Mr Ewan said a recent straw poll in a room of professionals put Britain’s departure from the EU “pretty low down” in their list of “bogeymen” for planning purposes.

He added: “In a weird way that correlates to my experience of speaking to oil services clients.

“They are already doing business in difficult places like Nigeria or Ghana, or in non-EU countries like the States or Middle East.

“They are less shocked by the idea of hassle going places and a lot of the interaction they have is not into the EU.

“It worries me that no one else seems to care, but that is probably a true reflection of what is going on in the boardrooms of oil services businesses in Aberdeen.”

But the supply chain faces issues if they employ EU nationals or rely on goods passing through UK ports, particularly if the shutter comes down quickly on March 29.

Mr Ewan expects there will be some sort of agreement in the coming weeks as, unlike energy, other sectors such as financial services will be more affected by “no-deal”.

He said: “I fear there will be a fudge and we will come out in a messy way that is hugely disadvantageous, where we give up all the preferential stuff.

“For financial services/banking side and the corporate side, our view is there will be a significant slowdown in activity – certainly in Q1 – until people know what the hell this looks like.

“Why would you spend money? But that question is less pronounced in oil and gas, which faces other issues that are more important.”
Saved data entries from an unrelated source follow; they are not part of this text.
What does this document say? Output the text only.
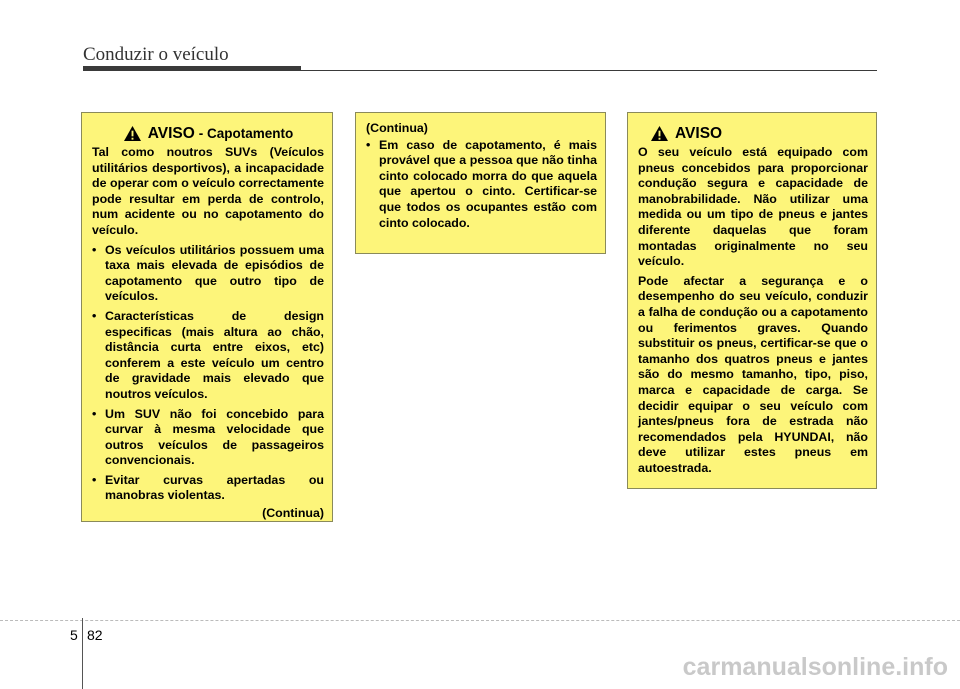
Conduzir o veículo
AVISO - Capotamento

Tal como noutros SUVs (Veículos utilitários desportivos), a incapacidade de operar com o veículo correctamente pode resultar em perda de controlo, num acidente ou no capotamento do veículo.

• Os veículos utilitários possuem uma taxa mais elevada de episódios de capotamento que outro tipo de veículos.
• Características de design especificas (mais altura ao chão, distância curta entre eixos, etc) conferem a este veículo um centro de gravidade mais elevado que noutros veículos.
• Um SUV não foi concebido para curvar à mesma velocidade que outros veículos de passageiros convencionais.
• Evitar curvas apertadas ou manobras violentas.
(Continua)

(Continua)

• Em caso de capotamento, é mais provável que a pessoa que não tinha cinto colocado morra do que aquela que apertou o cinto. Certificar-se que todos os ocupantes estão com cinto colocado.
AVISO

O seu veículo está equipado com pneus concebidos para proporcionar condução segura e capacidade de manobrabilidade. Não utilizar uma medida ou um tipo de pneus e jantes diferente daquelas que foram montadas originalmente no seu veículo.

Pode afectar a segurança e o desempenho do seu veículo, conduzir a falha de condução ou a capotamento ou ferimentos graves. Quando substituir os pneus, certificar-se que o tamanho dos quatros pneus e jantes são do mesmo tamanho, tipo, piso, marca e capacidade de carga. Se decidir equipar o seu veículo com jantes/pneus fora de estrada não recomendados pela HYUNDAI, não deve utilizar estes pneus em autoestrada.

5 82
carmanualsonline.info
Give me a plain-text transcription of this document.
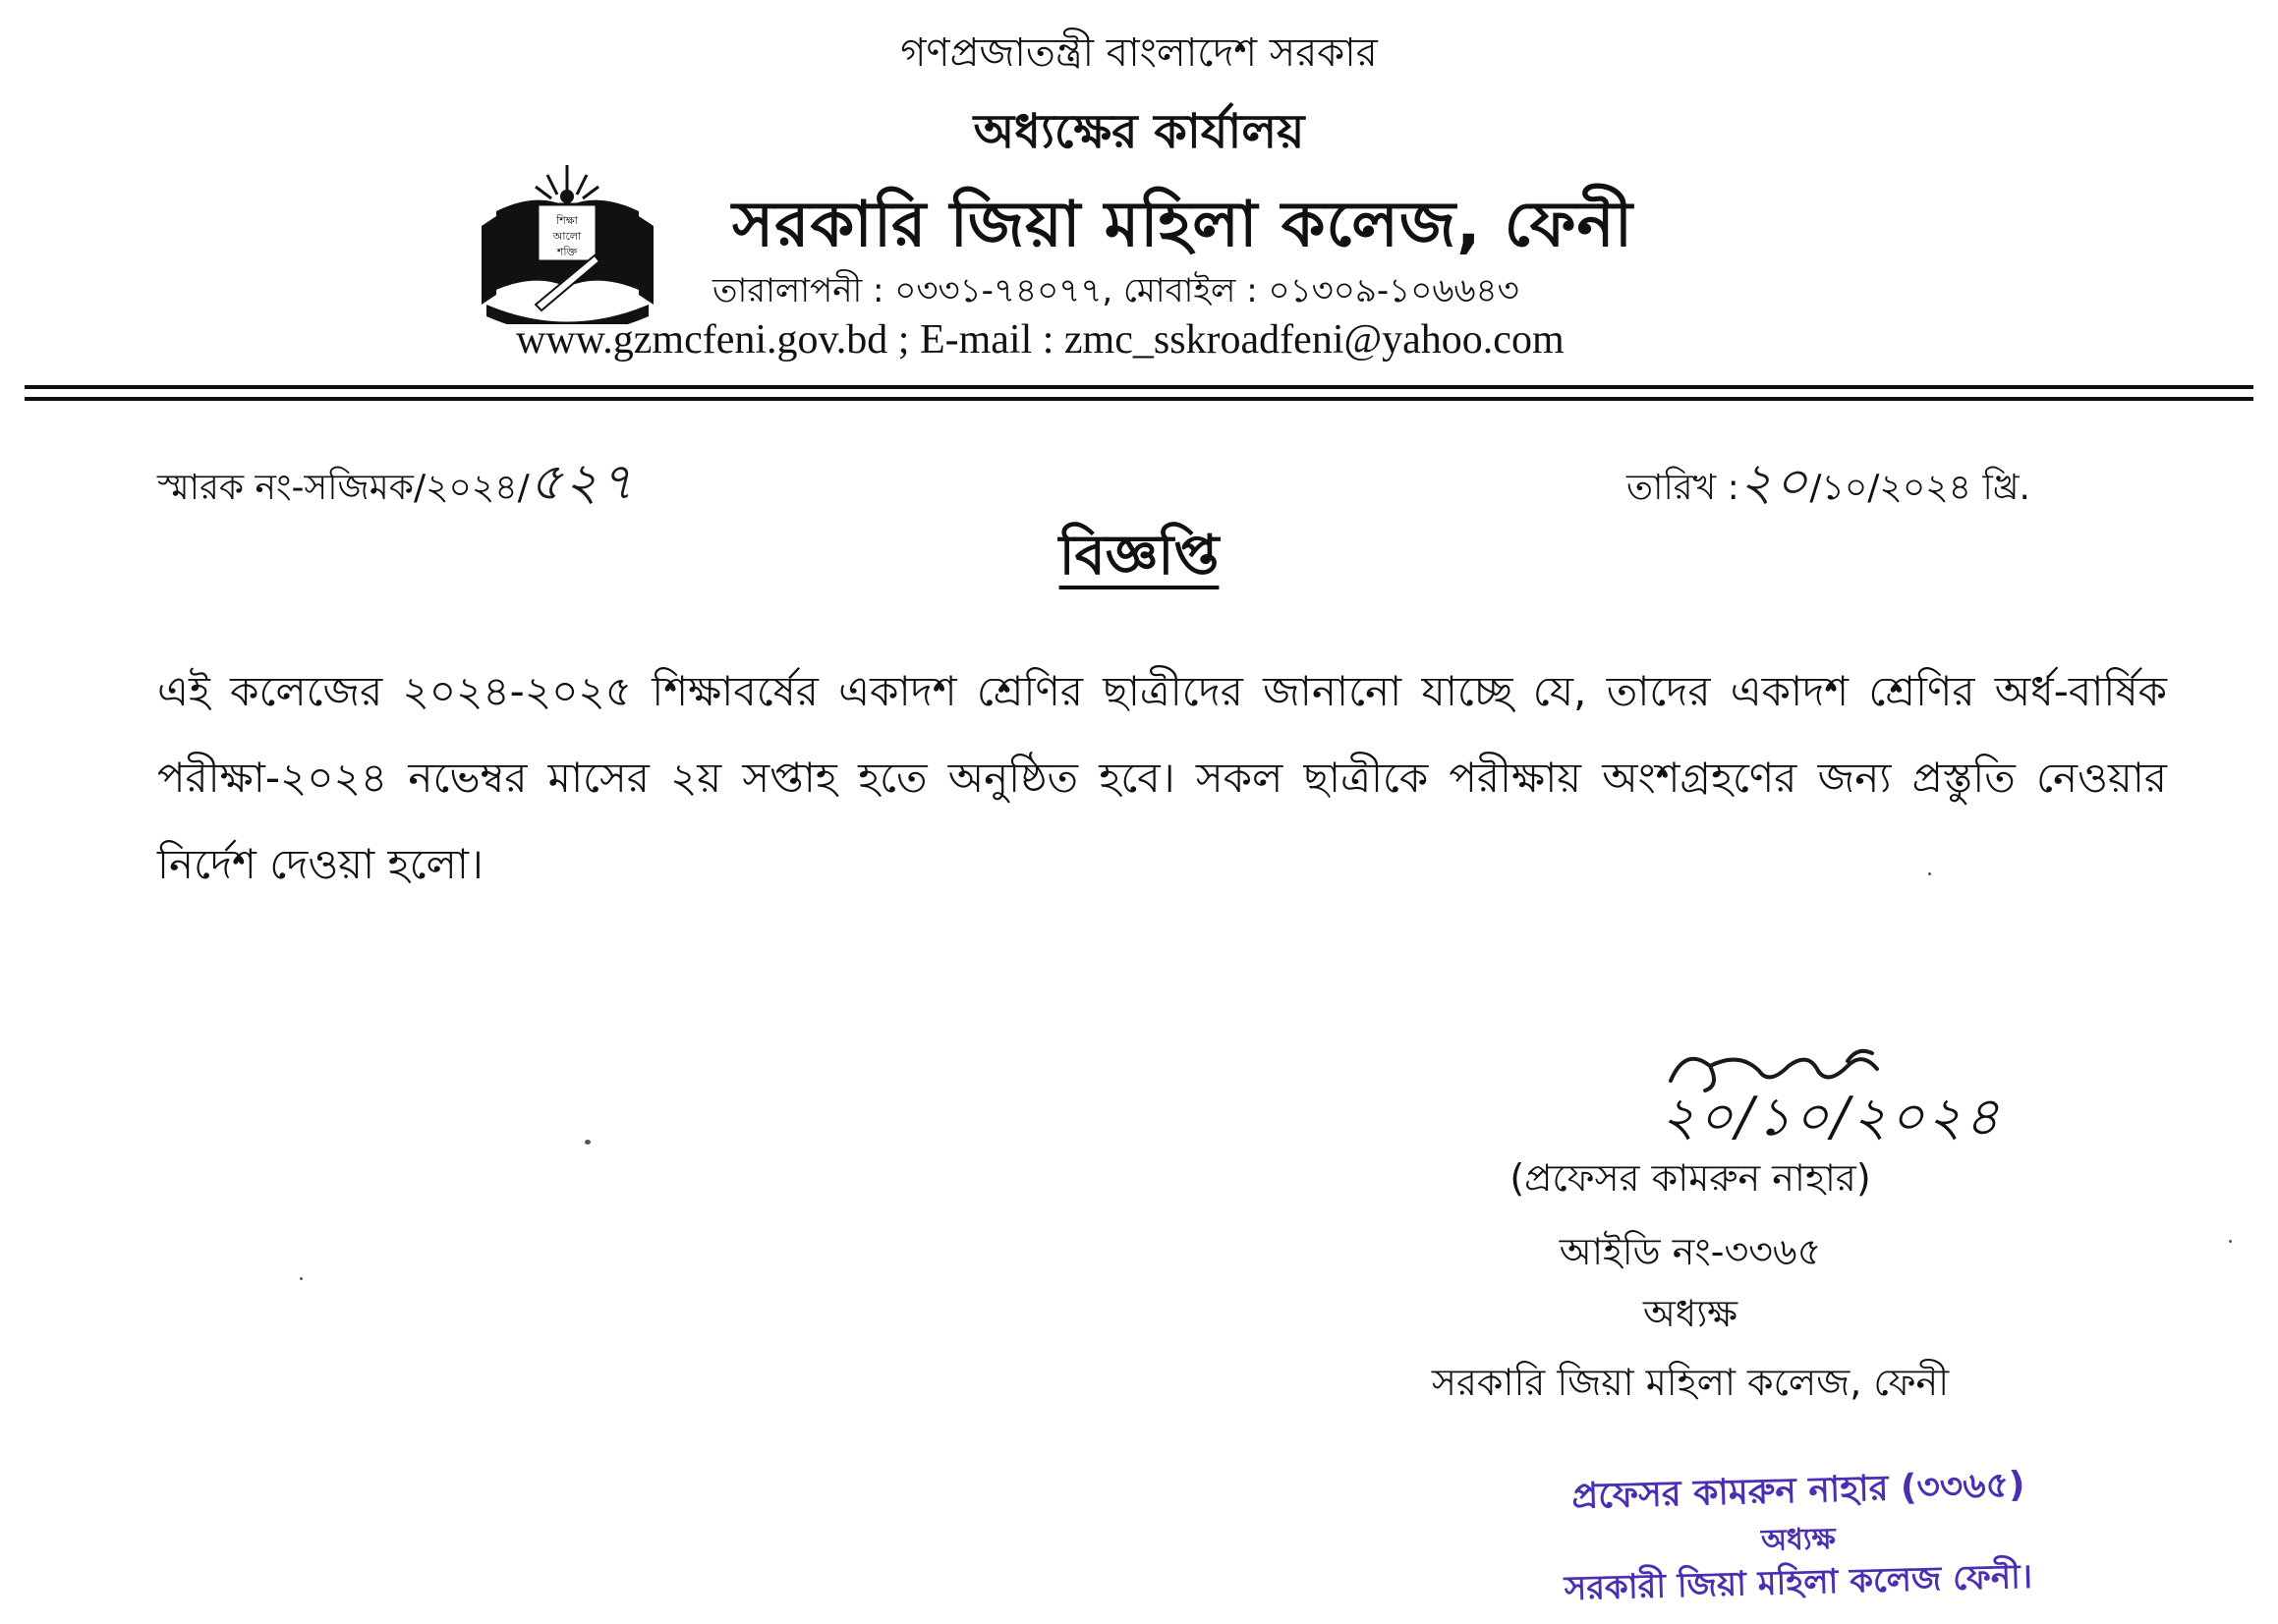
গণপ্রজাতন্ত্রী বাংলাদেশ সরকার
অধ্যক্ষের কার্যালয়
শিক্ষা
আলো
শক্তি সরকারি জিয়া মহিলা কলেজ, ফেনী
তারালাপনী : ০৩৩১-৭৪০৭৭, মোবাইল : ০১৩০৯-১০৬৬৪৩
www.gzmcfeni.gov.bd ; E-mail : zmc_sskroadfeni@yahoo.com
স্মারক নং-সজিমক/২০২৪/৫২৭	তারিখ :২০/১০/২০২৪ খ্রি.
বিজ্ঞপ্তি
এই কলেজের ২০২৪-২০২৫ শিক্ষাবর্ষের একাদশ শ্রেণির ছাত্রীদের জানানো যাচ্ছে যে, তাদের একাদশ শ্রেণির অর্ধ-বার্ষিক পরীক্ষা-২০২৪ নভেম্বর মাসের ২য় সপ্তাহ হতে অনুষ্ঠিত হবে। সকল ছাত্রীকে পরীক্ষায় অংশগ্রহণের জন্য প্রস্তুতি নেওয়ার নির্দেশ দেওয়া হলো।
২০/১০/২০২৪
(প্রফেসর কামরুন নাহার)
আইডি নং-৩৩৬৫
অধ্যক্ষ
সরকারি জিয়া মহিলা কলেজ, ফেনী
প্রফেসর কামরুন নাহার (৩৩৬৫)
অধ্যক্ষ
সরকারী জিয়া মহিলা কলেজ ফেনী।
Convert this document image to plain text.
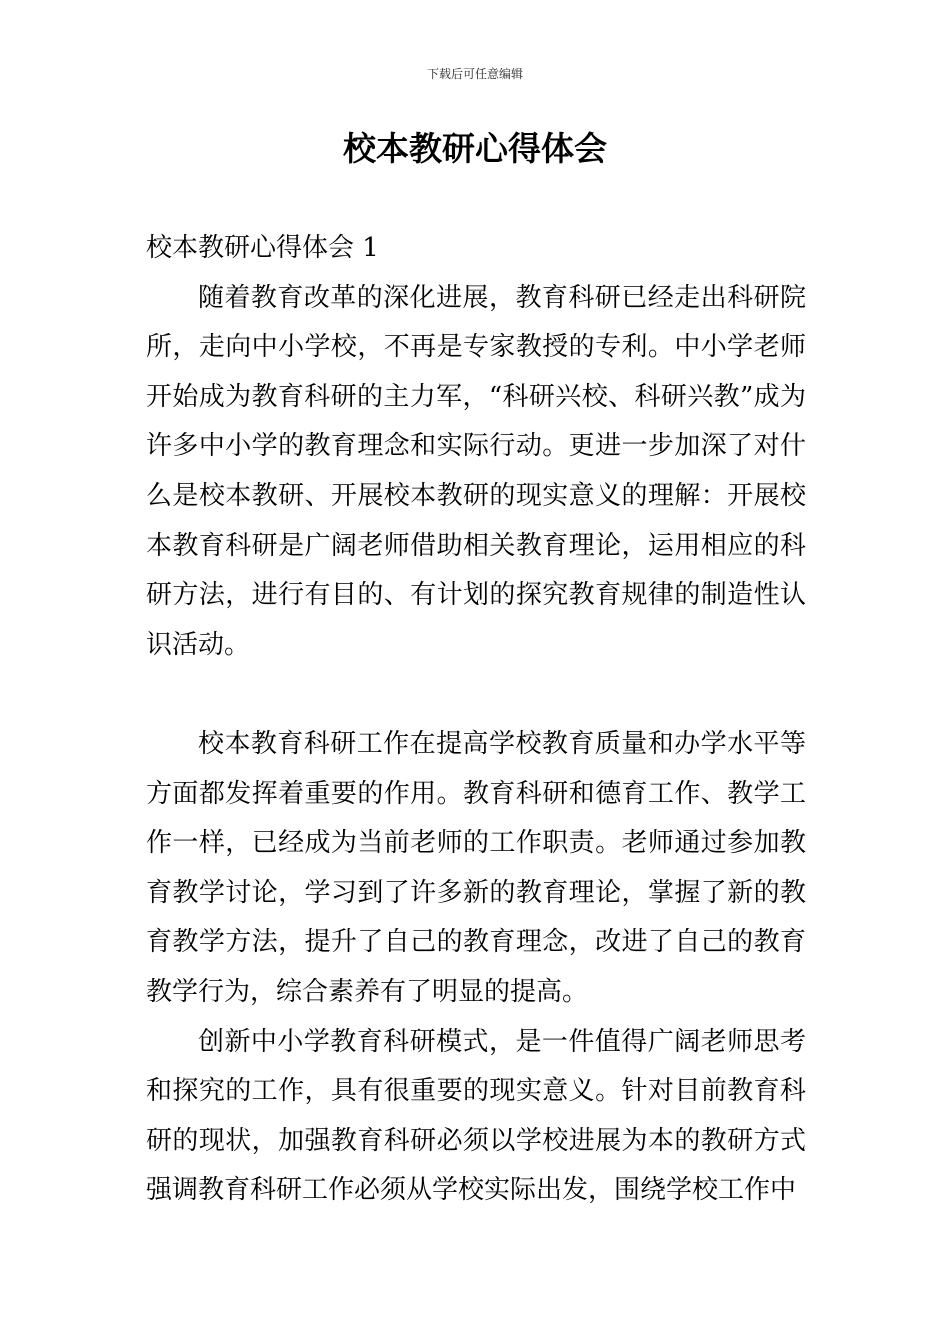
下载后可任意编辑
校本教研心得体会

校本教研心得体会 1

随着教育改革的深化进展，教育科研已经走出科研院所，走向中小学校，不再是专家教授的专利。中小学老师开始成为教育科研的主力军，“科研兴校、科研兴教”成为许多中小学的教育理念和实际行动。更进一步加深了对什么是校本教研、开展校本教研的现实意义的理解：开展校本教育科研是广阔老师借助相关教育理论，运用相应的科研方法，进行有目的、有计划的探究教育规律的制造性认识活动。

校本教育科研工作在提高学校教育质量和办学水平等方面都发挥着重要的作用。教育科研和德育工作、教学工作一样，已经成为当前老师的工作职责。老师通过参加教育教学讨论，学习到了许多新的教育理论，掌握了新的教育教学方法，提升了自己的教育理念，改进了自己的教育教学行为，综合素养有了明显的提高。

创新中小学教育科研模式，是一件值得广阔老师思考和探究的工作，具有很重要的现实意义。针对目前教育科研的现状，加强教育科研必须以学校进展为本的教研方式强调教育科研工作必须从学校实际出发，围绕学校工作中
For all other sectors – particularly food and drink – a focus by investors in the domestic market could provide an unexpected boom.

Mr Gray said: “Start-up companies are getting better support which is improving the quality of business plans.

“The quality of the opportunities is better and we are seeing an increase in people committing capital to these, whether that be high net-worth individuals, angel investors or syndicates. That has been encouraging.

“That crosses over to food and drink, where you see a number of different products coming on the market now. The market route is a little shorter.”